Andreas Späth

No nukes in our back yard

2011-01-19 07:24

The sleepy Eastern Cape coastal village of St Francis Bay is an unlikely location for organised environmental activism and public protest.

You can imagine how pleasantly surprised I was to come across just that during a recent visit: surfers, golf-obsessed retirees, professional fishermen and even some of the migratory holidaymakers getting involved in activities ranging from pamphleteering to marches.

They may not have much else in common, but they’re all very upset about Eskom’s decision to select Thyspunt, a rocky promontory just around the corner, as the “preferred site” for “Nuclear 1”, South Africa’s next nuclear power plant.

The Thyspunt Alliance points out the many flaws in Eskom’s plan:

• the threat to tourism, to an unspoilt coastline and to fragile, unique dune and wetland systems;

• the lack of infrastructure, including roads and power transmission lines;

• the location of several communities downwind of Thyspunt and the absence of sufficient evacuation routes in case of disaster;

• the historic and cultural importance of the site to the original Khoi-San inhabitants; and

• the risk of damage to near-shore chokka (squid) spawning grounds and the R500m-R700m chokka industry along with the livelihood of its 4 000-odd employees.


The Alliance argues that the regulatory and environmental impact assessment processes involved in selecting the Thyspunt site were limited, incomplete, “riddled with superficialities, errors, omissions” and altogether severely flawed. In addition, nuclear power plants are extremely expensive and slow to build, and are neither clean and free of carbon emissions nor a solution to climate change.

I agree with all of that.
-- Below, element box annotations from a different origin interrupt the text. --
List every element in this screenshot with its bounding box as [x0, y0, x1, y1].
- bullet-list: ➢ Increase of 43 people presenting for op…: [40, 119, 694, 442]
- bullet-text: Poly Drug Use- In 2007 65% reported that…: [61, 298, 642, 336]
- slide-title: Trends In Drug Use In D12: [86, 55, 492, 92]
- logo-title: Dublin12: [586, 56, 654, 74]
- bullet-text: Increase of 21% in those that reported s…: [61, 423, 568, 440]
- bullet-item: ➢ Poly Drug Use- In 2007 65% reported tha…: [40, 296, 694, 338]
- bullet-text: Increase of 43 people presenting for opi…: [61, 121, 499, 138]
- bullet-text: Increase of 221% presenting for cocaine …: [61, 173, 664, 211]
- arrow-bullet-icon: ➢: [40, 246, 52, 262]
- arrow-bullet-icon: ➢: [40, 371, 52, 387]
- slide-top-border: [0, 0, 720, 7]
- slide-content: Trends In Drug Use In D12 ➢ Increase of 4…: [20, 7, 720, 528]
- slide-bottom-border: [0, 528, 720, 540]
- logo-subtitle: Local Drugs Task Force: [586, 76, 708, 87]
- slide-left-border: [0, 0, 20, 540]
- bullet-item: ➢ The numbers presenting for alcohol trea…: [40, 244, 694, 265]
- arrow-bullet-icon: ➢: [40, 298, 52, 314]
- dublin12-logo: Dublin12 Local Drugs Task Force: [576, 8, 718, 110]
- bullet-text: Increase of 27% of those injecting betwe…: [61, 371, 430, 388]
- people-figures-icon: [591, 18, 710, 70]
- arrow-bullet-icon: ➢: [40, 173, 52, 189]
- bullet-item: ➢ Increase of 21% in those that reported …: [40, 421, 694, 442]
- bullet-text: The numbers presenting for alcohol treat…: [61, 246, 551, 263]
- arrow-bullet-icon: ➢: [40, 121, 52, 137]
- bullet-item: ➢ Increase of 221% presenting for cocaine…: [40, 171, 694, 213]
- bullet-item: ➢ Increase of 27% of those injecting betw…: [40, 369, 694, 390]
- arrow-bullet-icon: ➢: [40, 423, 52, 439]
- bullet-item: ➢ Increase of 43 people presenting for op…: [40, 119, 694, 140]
What nearly made me choke on my forkful of calamari and chips was reading that the Thyspunt Alliance, far from being anti-nuke per se, “fully understand[s] that it may be necessary to develop [South Africa’s] nuclear generation capacity”. It would seem that as long as the good folks of St Francis Bay aren’t burdened with this nasty piece of technology, they don’t care if their neighbours have to content with it.

A classic case of NIMBY – Not In My Back Yard. How disappointing!
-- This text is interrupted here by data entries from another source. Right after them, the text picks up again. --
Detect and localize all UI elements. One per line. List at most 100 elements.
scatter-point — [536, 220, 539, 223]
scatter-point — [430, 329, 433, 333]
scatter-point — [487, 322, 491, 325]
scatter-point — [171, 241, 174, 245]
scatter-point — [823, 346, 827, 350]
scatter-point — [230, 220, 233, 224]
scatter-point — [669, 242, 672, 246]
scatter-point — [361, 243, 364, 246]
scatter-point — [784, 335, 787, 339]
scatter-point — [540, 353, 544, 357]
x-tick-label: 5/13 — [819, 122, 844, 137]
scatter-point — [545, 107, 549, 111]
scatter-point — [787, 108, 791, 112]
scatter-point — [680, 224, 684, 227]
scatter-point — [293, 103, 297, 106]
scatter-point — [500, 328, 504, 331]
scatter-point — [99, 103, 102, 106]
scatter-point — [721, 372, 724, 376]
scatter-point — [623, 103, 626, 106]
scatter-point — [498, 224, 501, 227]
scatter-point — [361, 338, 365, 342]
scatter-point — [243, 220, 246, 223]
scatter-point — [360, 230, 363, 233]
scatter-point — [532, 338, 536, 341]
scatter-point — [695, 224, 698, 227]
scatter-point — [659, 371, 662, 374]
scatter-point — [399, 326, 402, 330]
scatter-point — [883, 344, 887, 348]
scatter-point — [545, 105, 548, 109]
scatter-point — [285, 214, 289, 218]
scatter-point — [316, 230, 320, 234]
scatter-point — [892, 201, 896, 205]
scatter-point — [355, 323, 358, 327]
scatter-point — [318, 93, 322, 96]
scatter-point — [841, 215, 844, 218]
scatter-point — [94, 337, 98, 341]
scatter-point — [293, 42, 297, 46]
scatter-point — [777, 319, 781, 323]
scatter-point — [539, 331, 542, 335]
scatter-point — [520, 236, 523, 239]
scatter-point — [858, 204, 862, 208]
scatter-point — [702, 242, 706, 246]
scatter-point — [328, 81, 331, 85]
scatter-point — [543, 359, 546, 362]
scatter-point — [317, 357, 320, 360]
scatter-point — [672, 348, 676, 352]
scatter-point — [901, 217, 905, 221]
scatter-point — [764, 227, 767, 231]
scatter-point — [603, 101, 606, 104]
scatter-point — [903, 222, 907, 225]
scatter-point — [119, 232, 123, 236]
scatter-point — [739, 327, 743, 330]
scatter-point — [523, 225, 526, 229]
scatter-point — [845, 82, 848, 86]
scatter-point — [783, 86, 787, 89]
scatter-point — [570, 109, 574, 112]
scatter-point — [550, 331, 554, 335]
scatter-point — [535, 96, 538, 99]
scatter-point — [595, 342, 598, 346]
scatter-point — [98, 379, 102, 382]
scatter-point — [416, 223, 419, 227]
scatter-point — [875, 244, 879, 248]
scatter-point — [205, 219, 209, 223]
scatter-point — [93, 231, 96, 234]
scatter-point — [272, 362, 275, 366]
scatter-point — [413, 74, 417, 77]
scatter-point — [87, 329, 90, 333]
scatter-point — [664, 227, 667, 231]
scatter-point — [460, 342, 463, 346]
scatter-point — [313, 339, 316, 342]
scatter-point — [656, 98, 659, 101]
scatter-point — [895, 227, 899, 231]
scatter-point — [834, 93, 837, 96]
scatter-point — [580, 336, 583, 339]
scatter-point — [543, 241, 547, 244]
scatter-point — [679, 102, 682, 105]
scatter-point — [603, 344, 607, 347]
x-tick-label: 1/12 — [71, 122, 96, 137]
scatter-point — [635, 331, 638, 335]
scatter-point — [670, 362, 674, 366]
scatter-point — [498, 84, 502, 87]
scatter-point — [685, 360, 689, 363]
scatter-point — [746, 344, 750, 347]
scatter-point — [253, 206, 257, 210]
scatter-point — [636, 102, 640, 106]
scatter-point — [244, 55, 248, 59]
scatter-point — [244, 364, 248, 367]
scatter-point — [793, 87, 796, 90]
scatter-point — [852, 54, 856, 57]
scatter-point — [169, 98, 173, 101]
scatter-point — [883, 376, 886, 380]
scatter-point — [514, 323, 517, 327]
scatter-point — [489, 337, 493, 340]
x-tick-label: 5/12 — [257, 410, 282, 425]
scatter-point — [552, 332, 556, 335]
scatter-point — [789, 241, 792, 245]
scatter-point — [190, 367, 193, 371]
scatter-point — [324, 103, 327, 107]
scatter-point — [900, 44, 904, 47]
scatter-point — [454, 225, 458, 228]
Not only that. In the civic equivalent of a stab in the back, they even suggest a suitable alternative site in the Eastern Cape: the controversial Coega industrial development zone just outside of Port Elizabeth, citing the area’s existing state of “environmental degradation” and “excellent road system, both for delivery & evacuation purposes” as among the attributes making it the perfect place for a nuclear power plant.
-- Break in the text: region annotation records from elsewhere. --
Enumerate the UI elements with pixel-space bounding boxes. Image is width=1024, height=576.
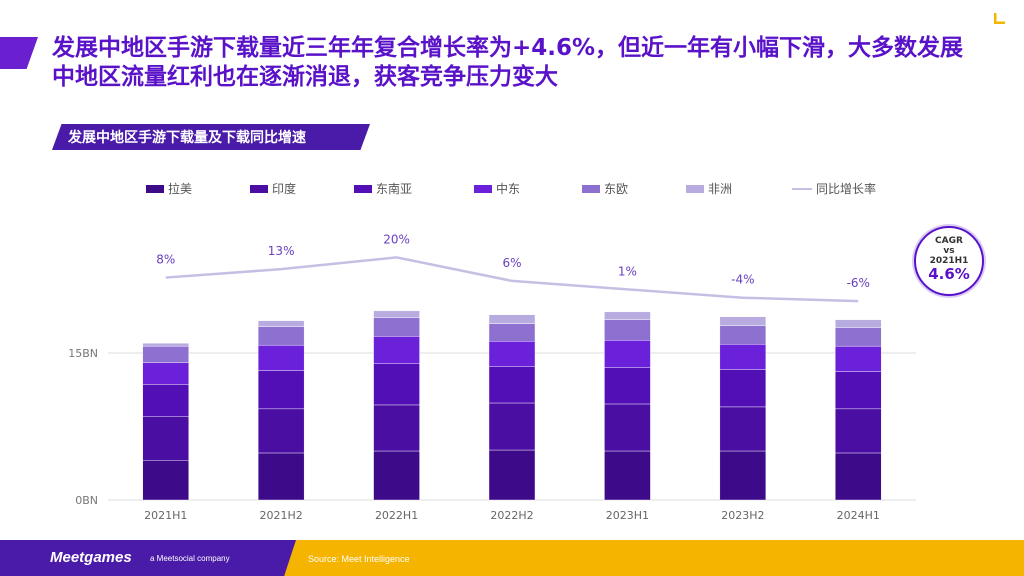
x-tick-label: 2024H1 — [837, 509, 880, 522]
cagr-label: CAGR — [935, 236, 963, 246]
bar-segment-2023H2-拉美 — [719, 450, 767, 501]
chart-subtitle-tag: 发展中地区手游下载量及下载同比增速 — [52, 124, 370, 150]
legend-swatch — [146, 184, 164, 193]
bar-segment-2023H1-印度 — [604, 403, 651, 452]
cagr-badge: CAGR vs 2021H1 4.6% — [914, 226, 984, 296]
bar-segment-2023H2-东南亚 — [719, 369, 767, 408]
legend-swatch — [474, 184, 492, 193]
legend-item-4: 东欧 — [582, 180, 686, 197]
bar-segment-2022H1-印度 — [373, 404, 420, 452]
corner-logo-icon — [994, 13, 1005, 24]
bar-segment-2023H1-东南亚 — [604, 367, 651, 405]
bar-segment-2023H2-东欧 — [719, 325, 767, 345]
legend-item-3: 中东 — [474, 180, 582, 197]
bar-segment-2021H2-拉美 — [257, 452, 305, 501]
legend-item-2: 东南亚 — [354, 180, 474, 197]
bar-segment-2022H2-东南亚 — [488, 366, 536, 404]
bar-segment-2022H2-印度 — [488, 402, 536, 451]
bar-segment-2021H1-中东 — [142, 362, 189, 385]
bar-segment-2021H1-拉美 — [142, 460, 189, 501]
footer-brand-panel — [0, 540, 296, 576]
bar-segment-2023H1-非洲 — [604, 311, 651, 320]
page-headline: 发展中地区手游下载量近三年年复合增长率为+4.6%，但近一年有小幅下滑，大多数发… — [52, 35, 964, 90]
bar-segment-2024H1-印度 — [835, 408, 882, 454]
cagr-base-period: 2021H1 — [929, 256, 969, 266]
legend-swatch — [582, 184, 600, 193]
bar-segment-2022H2-拉美 — [488, 449, 536, 501]
bar-segment-2021H1-东欧 — [142, 345, 189, 364]
bar-segment-2023H2-中东 — [719, 343, 767, 370]
bar-segment-2022H2-东欧 — [488, 323, 536, 342]
bar-segment-2022H1-中东 — [373, 336, 420, 364]
bar-segment-2021H2-印度 — [257, 408, 305, 454]
growth-rate-label: 1% — [618, 264, 637, 278]
legend-label: 印度 — [272, 182, 297, 196]
legend-item-1: 印度 — [250, 180, 354, 197]
bar-segment-2021H1-印度 — [142, 416, 189, 462]
bar-segment-2022H1-东欧 — [373, 317, 420, 337]
x-tick-label: 2021H1 — [144, 509, 187, 522]
y-tick-label: 0BN — [75, 494, 98, 507]
bar-segment-2024H1-拉美 — [835, 452, 882, 501]
source-note: Source: Meet Intelligence — [308, 554, 410, 564]
bar-segment-2023H1-拉美 — [604, 450, 651, 501]
bar-segment-2023H2-非洲 — [719, 316, 767, 326]
bar-segment-2022H1-东南亚 — [373, 363, 420, 406]
brand-tagline: a Meetsocial company — [150, 554, 230, 563]
legend-label: 同比增长率 — [816, 182, 877, 196]
growth-rate-label: 13% — [268, 244, 295, 258]
bar-segment-2021H1-东南亚 — [142, 384, 189, 417]
legend-item-5: 非洲 — [686, 180, 792, 197]
bar-segment-2022H1-非洲 — [373, 310, 420, 318]
x-tick-label: 2023H1 — [606, 509, 649, 522]
growth-rate-label: 8% — [156, 253, 175, 267]
legend-label: 非洲 — [708, 182, 733, 196]
x-tick-label: 2021H2 — [260, 509, 303, 522]
bar-segment-2024H1-东南亚 — [835, 371, 882, 410]
growth-rate-label: 20% — [383, 232, 410, 246]
bar-segment-2021H2-中东 — [257, 344, 305, 371]
bar-segment-2024H1-非洲 — [835, 319, 882, 328]
chart-subtitle: 发展中地区手游下载量及下载同比增速 — [68, 130, 306, 146]
legend-label: 东欧 — [604, 182, 629, 196]
bar-segment-2023H1-东欧 — [604, 319, 651, 341]
brand-logo: Meetgames — [50, 549, 132, 566]
bar-segment-2023H2-印度 — [719, 406, 767, 452]
legend-label: 拉美 — [168, 182, 193, 196]
legend-swatch — [686, 184, 704, 193]
bar-segment-2023H1-中东 — [604, 340, 651, 368]
growth-rate-label: 6% — [502, 256, 521, 270]
growth-rate-label: -4% — [731, 273, 754, 287]
bar-segment-2022H1-拉美 — [373, 450, 420, 501]
x-tick-label: 2022H2 — [490, 509, 533, 522]
bar-segment-2024H1-中东 — [835, 345, 882, 372]
growth-rate-label: -6% — [847, 276, 870, 290]
bar-segment-2022H2-非洲 — [488, 314, 536, 324]
bar-segment-2021H1-非洲 — [142, 343, 189, 347]
legend-label: 东南亚 — [376, 182, 413, 196]
growth-rate-line — [165, 256, 859, 303]
legend-label: 中东 — [496, 182, 521, 196]
bar-segment-2021H2-东欧 — [257, 326, 305, 346]
legend-line-swatch — [792, 187, 812, 190]
legend-swatch — [250, 184, 268, 193]
legend-item-line: 同比增长率 — [792, 180, 876, 197]
bar-segment-2021H2-东南亚 — [257, 370, 305, 410]
bar-segment-2021H2-非洲 — [257, 320, 305, 327]
legend-swatch — [354, 184, 372, 193]
bar-segment-2022H2-中东 — [488, 341, 536, 367]
cagr-value: 4.6% — [928, 265, 970, 283]
x-tick-label: 2023H2 — [721, 509, 764, 522]
y-tick-label: 15BN — [68, 347, 98, 360]
cagr-vs: vs — [943, 246, 955, 256]
chart-legend: 拉美 印度 东南亚 中东 东欧 非洲 同比增长率 — [146, 180, 876, 197]
legend-item-0: 拉美 — [146, 180, 250, 197]
x-tick-label: 2022H1 — [375, 509, 418, 522]
bar-segment-2024H1-东欧 — [835, 327, 882, 347]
“That’s right, dear fellow citizens living and working in and around Coega. Since your neck of the woods is already such a dump, we think you should be the proud hosts of Nuclear 1. If anything goes wrong, nobody will notice the additional damage to the environment and as an added bonus you all stand a pretty good chance of getting out of there without too much harm. Kind regards, your neighbours in St Francis Bay.”

Two guesses as to how Coegans will feel about this considerate gesture!

What Nimbies like the people of the Thyspunt Alliance seem forget is that nuclear energy doesn’t simply involve accommodating the odd power plant here and there. The industry comes with a massive infrastructure that spreads its associated risks far and wide, encroaching on many a local back yard. And few people want any of it in theirs.

Time to move along

Not those who are already stuck with SA’s only disposal site for low- and intermediate-level radioactive waste at Vaalputs in the Northern Cape or those settled with the legacy of uranium mining on the West Rand, not to mention those living alongside the transport routes for nuclear fuel and waste, possible future sites of nuclear fuel production and re-processing, or long-term storage facilities for high-level radioactive waste.

Only people on the nutty fringe claim that nuclear power plants are risk free. They wouldn’t come with military-grade security or be entombed in bunkers supposedly able to withstand aeroplane impacts if they were. No matter exactly how dangerous you happen to think it is, the fact remains that in South Africa, blessed as we are with truly safe and clean world-class renewable wind and solar energy resources, we don’t need nuclear energy at all. Not at Thyspunt or Coega or anywhere else.

As far as nuclear power is concerned it’s high time we all moved along from NIMBY to NIABY – Not In Anyone’s Back Yard.